I’m in Culiacán, the capital of the Mexican state of Sinaloa. Part of my work here has been to investigate and highlight the cyber-attacks that the award-winning weekly local newsmagazine Ríodoce has encountered in its coverage of the violent drugs war here.
But discussing the experiences of online editors at other publications here has shown just how intertwined the Net, the work of reporters, and the drug war have become.
Like many newspapers, Noroeste (“Northwest”) has a public discussion section underneath the online versions of its articles. Most pieces get a handful of comments. Discussions of the drug war can get more. And sometimes, members of the cartel themselves step in to comment.
The result is a verbal battleground between different gangs, seeking to turn the newspapers into a place where they can boast or threaten each other, or passersby.
Noroeste has over 500 employees, working on three local editions across the state of Sinaloa. Even so, the level of participation in these forums means they cannot monitor or screen every comment. Like almost all Internet publications, they use retrospective moderation, relying on their users to flag unsuitable messages.
But simply the act of removing a comment can cause trouble.

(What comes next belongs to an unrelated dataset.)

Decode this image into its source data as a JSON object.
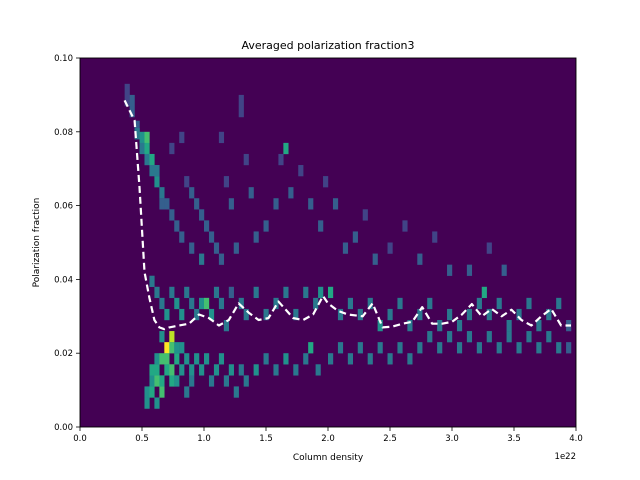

When Noroeste‘s administrators removed one message recently, I was told by the newspapers’ director, the next comment was aimed at one of the newspaper’s editors more directly. “You did not publish our message,” it said. “We know who you are. And we know where your wife is. Watch out.” The wife’s movements as described by the commenter were recent, and accurate.
In Sinaloa, journalists take such threats very seriously. In September 2010, two cartel members opened fire with AK-47s on the reception at Noroeste‘s Mazatlan regional offices. The publication’s staff was directly threatened in a cartel message scrawled on a blanket at the scene of the crime — a “narcomantas.” At the time, the attorney general stated the attack might have been due to the newspaper’s “refusal to publish certain information.” Both the region’s other major daily newspaper, El Debate, and Ríodoce also experienced attacks.
Journalists here risk their lives for reporting on forbidden topics — or even just photographing the wrong bystander at a crime scene. Noroeste‘s experience shows they also face retaliation for simply trying to prevent their own websites from becoming the Internet equivalent of narcomantas.